5. My
Heart Leaps Up When I Behold (William Wordsworth)
My heart leaps up when I behold is a beautiful poem
composed by a famous English romantic poet W. Wordsworth. He had very strong
belief on nature. Nature inspired him to think very deeply over ordinary
object. He found the hidden truth or secrets as well as the mystery in nature.
He regarded nature as god or goddess.
In this poem, the poet recollects his childhood experiences
and gives his emotions and feeling a meaning. The poet feels very happy and his
heart is filled up with joy when he sees rainbow in the sky. He was also over
joyed by seeing the rainbow in the sky in his childhood days. The rainbow is
quite the same as it was before. He wants to see the same rainbow in the sky in
his old age or in future. He doesn't want to be alive if there comes any
changes in the rainbow when he will be an old man. He wants to pass his
remaining days by binding himself to the nature or worshipping to nature.
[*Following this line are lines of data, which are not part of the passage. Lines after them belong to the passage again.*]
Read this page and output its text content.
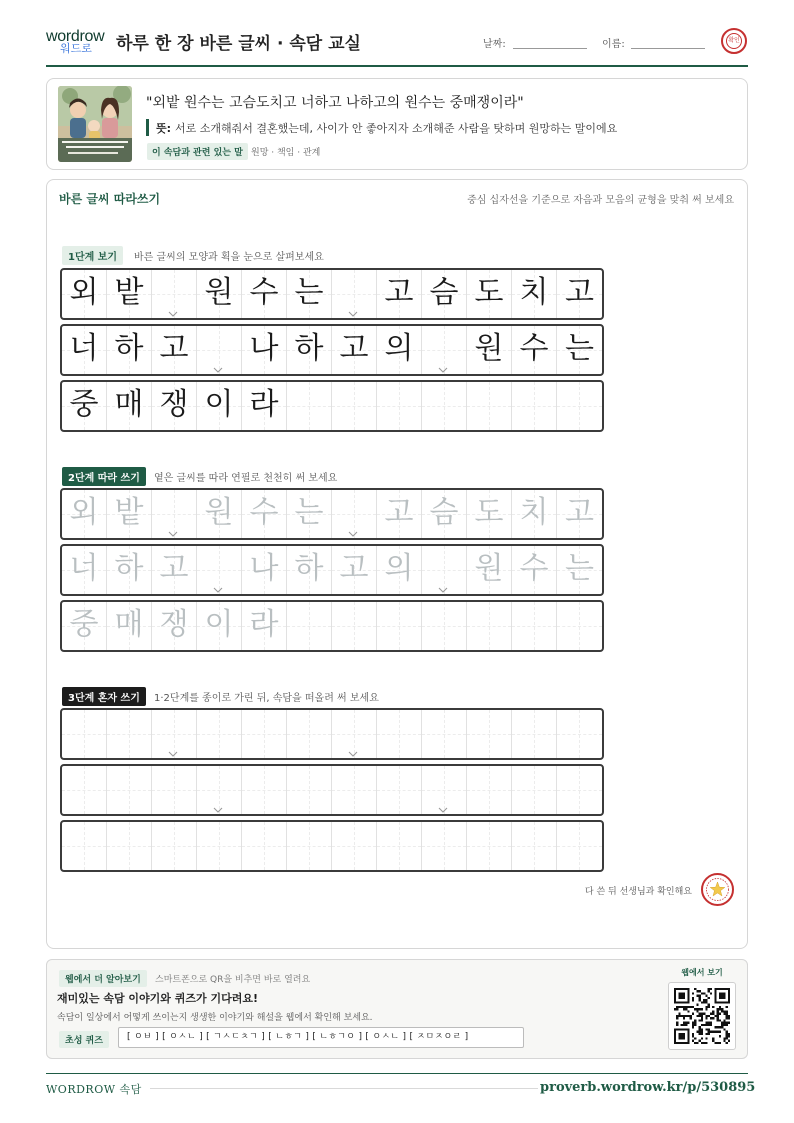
wordrow
워드로 하루 한 장 바른 글씨 · 속담 교실	날짜:	이름:	확인
"외밭 원수는 고슴도치고 너하고 나하고의 원수는 중매쟁이라"
뜻: 서로 소개해줘서 결혼했는데, 사이가 안 좋아지자 소개해준 사람을 탓하며 원망하는 말이에요
이 속담과 관련 있는 말 원망 · 책임 · 관계
바른 글씨 따라쓰기	중심 십자선을 기준으로 자음과 모음의 균형을 맞춰 써 보세요
1단계 보기	바른 글씨의 모양과 획을 눈으로 살펴보세요
2단계 따라 쓰기	옅은 글씨를 따라 연필로 천천히 써 보세요
3단계 혼자 쓰기	1·2단계를 종이로 가린 뒤, 속담을 떠올려 써 보세요
외 밭 원 수 는 고 슴 도 치 고
너 하 고 나 하 고 의 원 수 는
중 매 쟁 이 라
외 밭 원 수 는 고 슴 도 치 고
너 하 고 나 하 고 의 원 수 는
중 매 쟁 이 라
다 쓴 뒤 선생님과 확인해요
웹에서 더 알아보기	스마트폰으로 QR을 비추면 바로 열려요
재미있는 속담 이야기와 퀴즈가 기다려요!
속담이 일상에서 어떻게 쓰이는지 생생한 이야기와 해설을 웹에서 확인해 보세요.
초성 퀴즈	[ ㅇㅂ ] [ ㅇㅅㄴ ] [ ㄱㅅㄷㅊㄱ ] [ ㄴㅎㄱ ] [ ㄴㅎㄱㅇ ] [ ㅇㅅㄴ ] [ ㅈㅁㅈㅇㄹ ]
웹에서 보기
WORDROW 속담	proverb.wordrow.kr/p/530895
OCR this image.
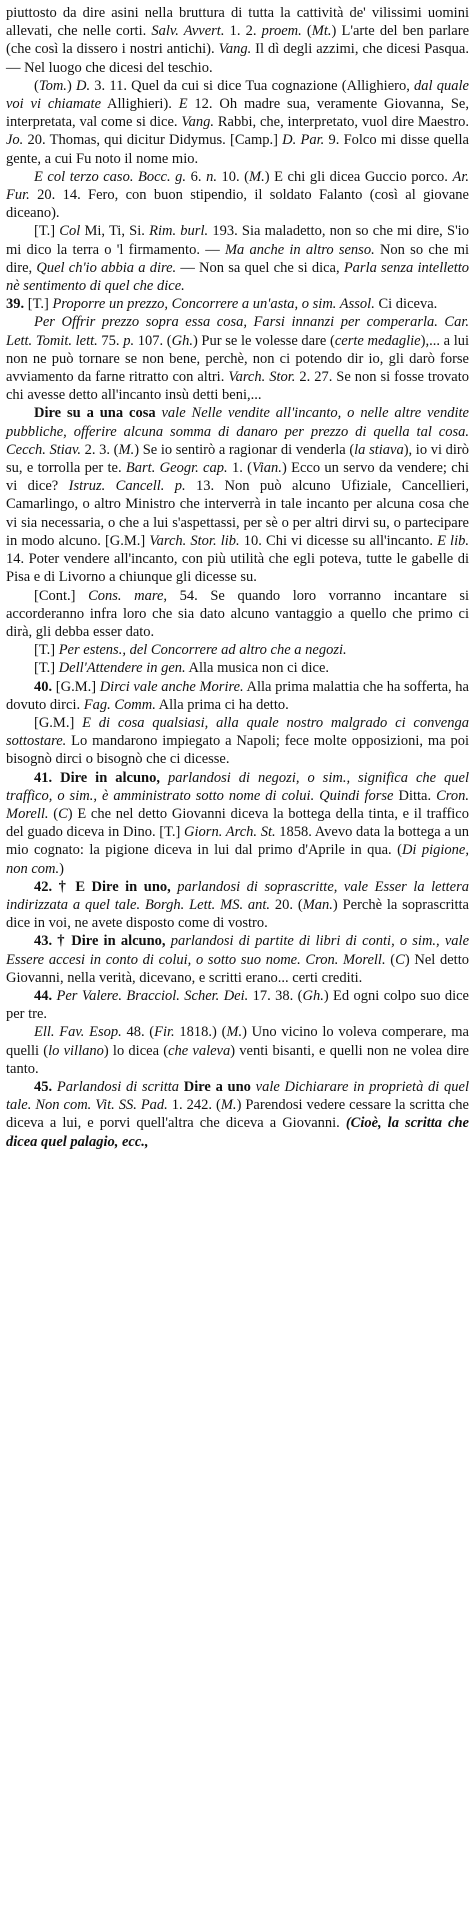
piuttosto da dire asini nella bruttura di tutta la cattività de' vilissimi uomini allevati, che nelle corti. Salv. Avvert. 1. 2. proem. (Mt.) L'arte del ben parlare (che così la dissero i nostri antichi). Vang. Il dì degli azzimi, che dicesi Pasqua. — Nel luogo che dicesi del teschio.

(Tom.) D. 3. 11. Quel da cui si dice Tua cognazione (Allighiero, dal quale voi vi chiamate Allighieri). E 12. Oh madre sua, veramente Giovanna, Se, interpretata, val come si dice. Vang. Rabbi, che, interpretato, vuol dire Maestro. Jo. 20. Thomas, qui dicitur Didymus. [Camp.] D. Par. 9. Folco mi disse quella gente, a cui Fu noto il nome mio.

E col terzo caso. Bocc. g. 6. n. 10. (M.) E chi gli dicea Guccio porco. Ar. Fur. 20. 14. Fero, con buon stipendio, il soldato Falanto (così al giovane diceano).

[T.] Col Mi, Ti, Si. Rim. burl. 193. Sia maladetto, non so che mi dire, S'io mi dico la terra o 'l firmamento. — Ma anche in altro senso. Non so che mi dire, Quel ch'io abbia a dire. — Non sa quel che si dica, Parla senza intelletto nè sentimento di quel che dice.

39. [T.] Proporre un prezzo, Concorrere a un'asta, o sim. Assol. Ci diceva.

Per Offrir prezzo sopra essa cosa, Farsi innanzi per comperarla. Car. Lett. Tomit. lett. 75. p. 107. (Gh.) Pur se le volesse dare (certe medaglie),... a lui non ne può tornare se non bene, perchè, non ci potendo dir io, gli darò forse avviamento da farne ritratto con altri. Varch. Stor. 2. 27. Se non si fosse trovato chi avesse detto all'incanto insù detti beni,...

Dire su a una cosa vale Nelle vendite all'incanto, o nelle altre vendite pubbliche, offerire alcuna somma di danaro per prezzo di quella tal cosa. Cecch. Stiav. 2. 3. (M.) Se io sentirò a ragionar di venderla (la stiava), io vi dirò su, e torrolla per te. Bart. Geogr. cap. 1. (Vian.) Ecco un servo da vendere; chi vi dice? Istruz. Cancell. p. 13. Non può alcuno Ufiziale, Cancellieri, Camarlingo, o altro Ministro che interverrà in tale incanto per alcuna cosa che vi sia necessaria, o che a lui s'aspettassi, per sè o per altri dirvi su, o partecipare in modo alcuno. [G.M.] Varch. Stor. lib. 10. Chi vi dicesse su all'incanto. E lib. 14. Poter vendere all'incanto, con più utilità che egli poteva, tutte le gabelle di Pisa e di Livorno a chiunque gli dicesse su.

[Cont.] Cons. mare, 54. Se quando loro vorranno incantare si accorderanno infra loro che sia dato alcuno vantaggio a quello che primo ci dirà, gli debba esser dato.

[T.] Per estens., del Concorrere ad altro che a negozi.

[T.] Dell'Attendere in gen. Alla musica non ci dice.

40. [G.M.] Dirci vale anche Morire. Alla prima malattia che ha sofferta, ha dovuto dirci. Fag. Comm. Alla prima ci ha detto.

[G.M.] E di cosa qualsiasi, alla quale nostro malgrado ci convenga sottostare. Lo mandarono impiegato a Napoli; fece molte opposizioni, ma poi bisognò dirci o bisognò che ci dicesse.

41. Dire in alcuno, parlandosi di negozi, o sim., significa che quel traffico, o sim., è amministrato sotto nome di colui. Quindi forse Ditta. Cron. Morell. (C) E che nel detto Giovanni diceva la bottega della tinta, e il traffico del guado diceva in Dino. [T.] Giorn. Arch. St. 1858. Avevo data la bottega a un mio cognato: la pigione diceva in lui dal primo d'Aprile in qua. (Di pigione, non com.)

42. † E Dire in uno, parlandosi di soprascritte, vale Esser la lettera indirizzata a quel tale. Borgh. Lett. MS. ant. 20. (Man.) Perchè la soprascritta dice in voi, ne avete disposto come di vostro.

43. † Dire in alcuno, parlandosi di partite di libri di conti, o sim., vale Essere accesi in conto di colui, o sotto suo nome. Cron. Morell. (C) Nel detto Giovanni, nella verità, dicevano, e scritti erano... certi crediti.

44. Per Valere. Bracciol. Scher. Dei. 17. 38. (Gh.) Ed ogni colpo suo dice per tre.

Ell. Fav. Esop. 48. (Fir. 1818.) (M.) Uno vicino lo voleva comperare, ma quelli (lo villano) lo dicea (che valeva) venti bisanti, e quelli non ne volea dire tanto.

45. Parlandosi di scritta Dire a uno vale Dichiarare in proprietà di quel tale. Non com. Vit. SS. Pad. 1. 242. (M.) Parendosi vedere cessare la scritta che diceva a lui, e porvi quell'altra che diceva a Giovanni. (Cioè, la scritta che dicea quel palagio, ecc.,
The poet says, "The child is father of
Man". This line is paradox. A paradox is a line or a statement which seems
self-contradictory when we look at it on the surface. But if we observe meaning
very deeply it is not contradictory. In this poem, poet believes that all our
knowledge, wisdom, culture, ideas, feeling, belief etc are acquired in the
childhood stage and they set the personality of the youth and the future. He
comes to this conclusion by comparing the rainbow in the past and in present. He believes that manhood is the production of
childhood experiences. According to him present is the outcome of the past so,
naturally future will be the outcome of present.
Thus, he wishes to be bound forever and worship the
nature. For him nature is everything i.e god, goddess religion etc. He wants to
respect the nature by remembering his childhood days with the help of rainbow.